Stereochemistry at Tetrahedral Centers

Introduction to Stereochemistry

Stereochemistry is the study of the spatial arrangement of atoms in molecules and how this affects their chemical behavior. Many organic molecules, including pharmaceuticals, exhibit handedness (chirality), which arises from the arrangement of substituents around a central atom, typically a tetrahedral (sp3) carbon.

• Handedness refers to the property where an object or molecule is not identical to its mirror image, similar to how a right hand differs from a left hand.

• Organic molecules with certain substitution patterns on sp3 hybridized carbons can exhibit handedness.

Chirality and Enantiomers

Chirality is a property of a molecule that is not superimposable on its mirror image. Such molecules are called chiral. The non-superimposable mirror images are called enantiomers.

• Enantiomers are pairs of molecules that are mirror images but not superimposable.

• For a molecule to be chiral, it must lack a plane of symmetry.

• Example: Lactic acid exists as two enantiomers, each being a non-superimposable mirror image of the other.

Superimposability is the test for chirality: if a molecule and its mirror image cannot be perfectly overlapped, they are enantiomers.

Examples of Enantiomers

Molecules with a single carbon atom bonded to four different substituents (a chiral center) will have two non-superimposable mirror images.

• General formula: CHXYZ, where X, Y, Z are different groups.

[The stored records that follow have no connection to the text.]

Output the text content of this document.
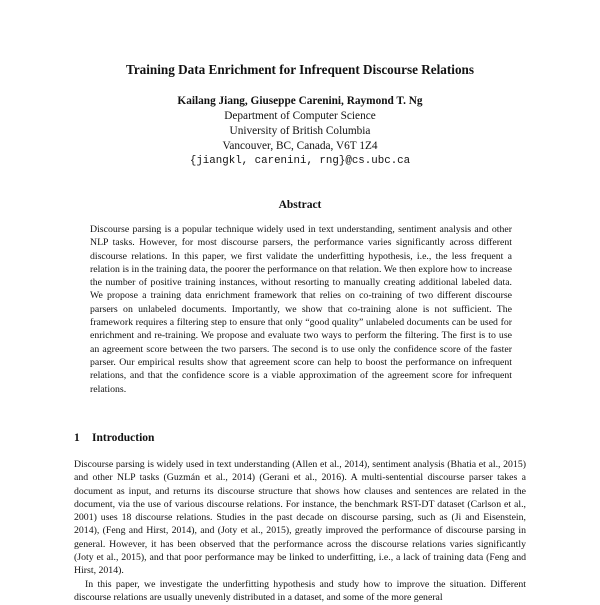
Training Data Enrichment for Infrequent Discourse Relations
Kailang Jiang, Giuseppe Carenini, Raymond T. Ng
Department of Computer Science
University of British Columbia
Vancouver, BC, Canada, V6T 1Z4
{jiangkl, carenini, rng}@cs.ubc.ca
Abstract

Discourse parsing is a popular technique widely used in text understanding, sentiment analysis and other NLP tasks. However, for most discourse parsers, the performance varies significantly across different discourse relations. In this paper, we first validate the underfitting hypothesis, i.e., the less frequent a relation is in the training data, the poorer the performance on that relation. We then explore how to increase the number of positive training instances, without resorting to manually creating additional labeled data. We propose a training data enrichment framework that relies on co-training of two different discourse parsers on unlabeled documents. Importantly, we show that co-training alone is not sufficient. The framework requires a filtering step to ensure that only “good quality” unlabeled documents can be used for enrichment and re-training. We propose and evaluate two ways to perform the filtering. The first is to use an agreement score between the two parsers. The second is to use only the confidence score of the faster parser. Our empirical results show that agreement score can help to boost the performance on infrequent relations, and that the confidence score is a viable approximation of the agreement score for infrequent relations.

1 Introduction

Discourse parsing is widely used in text understanding (Allen et al., 2014), sentiment analysis (Bhatia et al., 2015) and other NLP tasks (Guzmán et al., 2014) (Gerani et al., 2016). A multi-sentential discourse parser takes a document as input, and returns its discourse structure that shows how clauses and sentences are related in the document, via the use of various discourse relations. For instance, the benchmark RST-DT dataset (Carlson et al., 2001) uses 18 discourse relations. Studies in the past decade on discourse parsing, such as (Ji and Eisenstein, 2014), (Feng and Hirst, 2014), and (Joty et al., 2015), greatly improved the performance of discourse parsing in general. However, it has been observed that the performance across the discourse relations varies significantly (Joty et al., 2015), and that poor performance may be linked to underfitting, i.e., a lack of training data (Feng and Hirst, 2014).

In this paper, we investigate the underfitting hypothesis and study how to improve the situation. Different discourse relations are usually unevenly distributed in a dataset, and some of the more general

• Such molecules exist as a pair of enantiomers.

• If two substituents are the same, the molecule is achiral (not chiral).

Example: Consider a carbon atom bonded to Cl, Me (methyl), Et (ethyl), and H. The two possible arrangements are non-superimposable mirror images (enantiomers).

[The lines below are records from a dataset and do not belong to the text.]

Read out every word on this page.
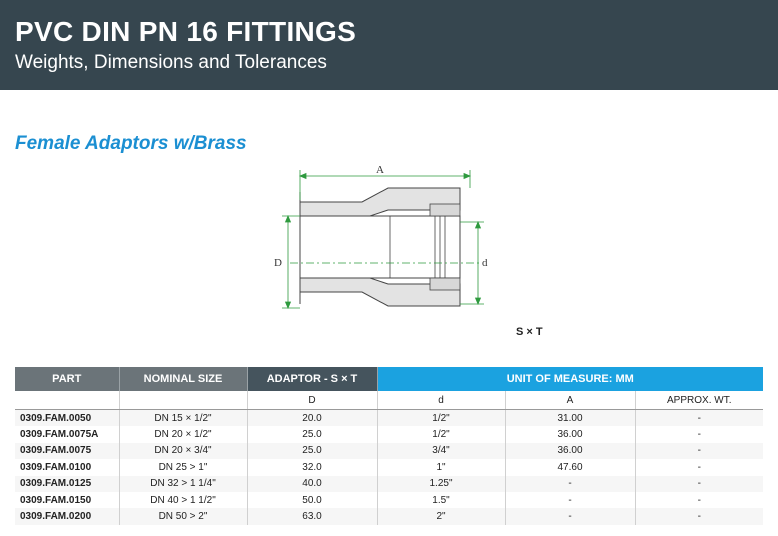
PVC DIN PN 16 FITTINGS
Weights, Dimensions and Tolerances
Female Adaptors w/Brass
A
D	d
S × T
PART	NOMINAL SIZE	ADAPTOR - S × T	UNIT OF MEASURE: MM		
		D	d	A	APPROX. WT.
0309.FAM.0050	DN 15 × 1/2"	20.0	1/2"	31.00	-
0309.FAM.0075A	DN 20 × 1/2"	25.0	1/2"	36.00	-
0309.FAM.0075	DN 20 × 3/4"	25.0	3/4"	36.00	-
0309.FAM.0100	DN 25 > 1"	32.0	1"	47.60	-
0309.FAM.0125	DN 32 > 1 1/4"	40.0	1.25"	-	-
0309.FAM.0150	DN 40 > 1 1/2"	50.0	1.5"	-	-
0309.FAM.0200	DN 50 > 2"	63.0	2"	-	-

Achirality and Plane of Symmetry

A molecule is achiral if it is superimposable on its mirror image. This typically occurs when the molecule has a plane of symmetry—a plane that divides the molecule into two mirror-image halves.

• Example: A carbon atom bonded to two methyl groups, a chlorine, and a hydrogen (Me2CClH) has a plane of symmetry and is achiral.

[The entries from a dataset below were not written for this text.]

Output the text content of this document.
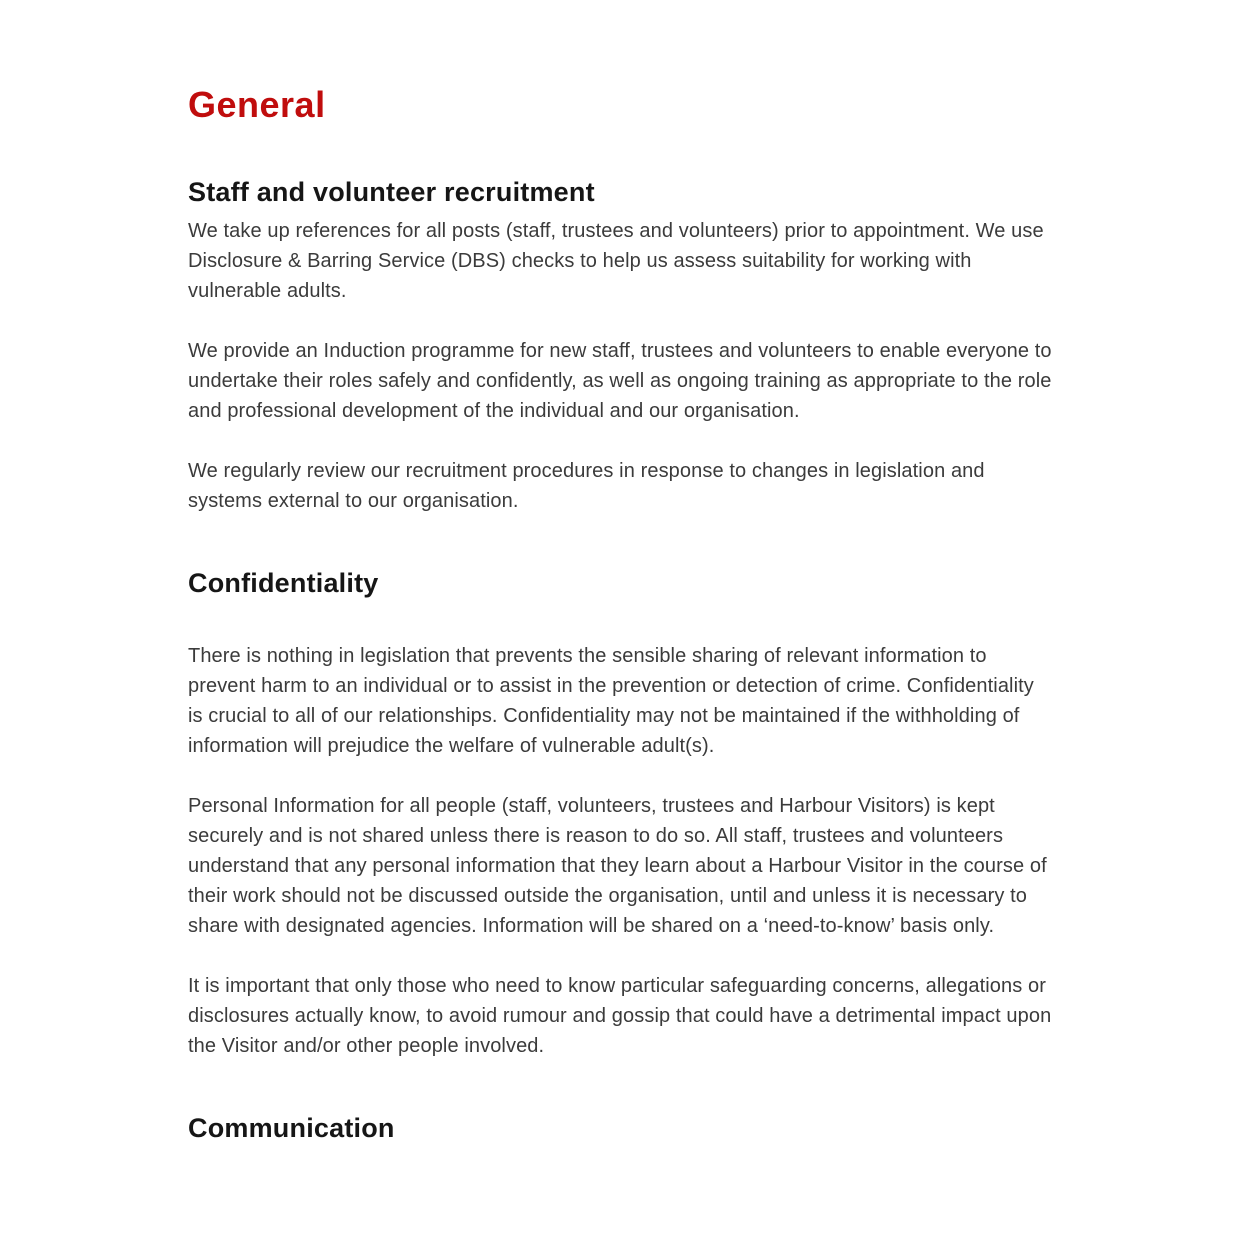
General
Staff and volunteer recruitment

We take up references for all posts (staff, trustees and volunteers) prior to appointment. We use Disclosure & Barring Service (DBS) checks to help us assess suitability for working with vulnerable adults.

We provide an Induction programme for new staff, trustees and volunteers to enable everyone to undertake their roles safely and confidently, as well as ongoing training as appropriate to the role and professional development of the individual and our organisation.

We regularly review our recruitment procedures in response to changes in legislation and systems external to our organisation.

Confidentiality

There is nothing in legislation that prevents the sensible sharing of relevant information to prevent harm to an individual or to assist in the prevention or detection of crime. Confidentiality is crucial to all of our relationships. Confidentiality may not be maintained if the withholding of information will prejudice the welfare of vulnerable adult(s).

Personal Information for all people (staff, volunteers, trustees and Harbour Visitors) is kept securely and is not shared unless there is reason to do so. All staff, trustees and volunteers understand that any personal information that they learn about a Harbour Visitor in the course of their work should not be discussed outside the organisation, until and unless it is necessary to share with designated agencies. Information will be shared on a ‘need-to-know’ basis only.

It is important that only those who need to know particular safeguarding concerns, allegations or disclosures actually know, to avoid rumour and gossip that could have a detrimental impact upon the Visitor and/or other people involved.

Communication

• In contrast, replacing one methyl with an ethyl group removes the plane of symmetry, making the molecule chiral.

Summary Table: Chirality and Symmetry

Key Definitions

• Chiral center (stereocenter): An atom (usually carbon) bonded to four different groups.

• Enantiomers: Stereoisomers that are non-superimposable mirror images.

• Achiral: A molecule that is superimposable on its mirror image, often due to a plane of symmetry.

• Plane of symmetry: An imaginary plane dividing a molecule into two mirror-image halves.

Applications and Importance

• Chirality is crucial in pharmaceuticals, as different enantiomers of a drug can have different biological activities.

• Understanding chirality helps predict molecular behavior in chemical reactions and interactions with biological systems.

Additional info: Later sections of the lecture (not shown in these slides) typically cover the assignment of R/S configuration, properties of enantiomers, and methods for determining chirality in more complex molecules.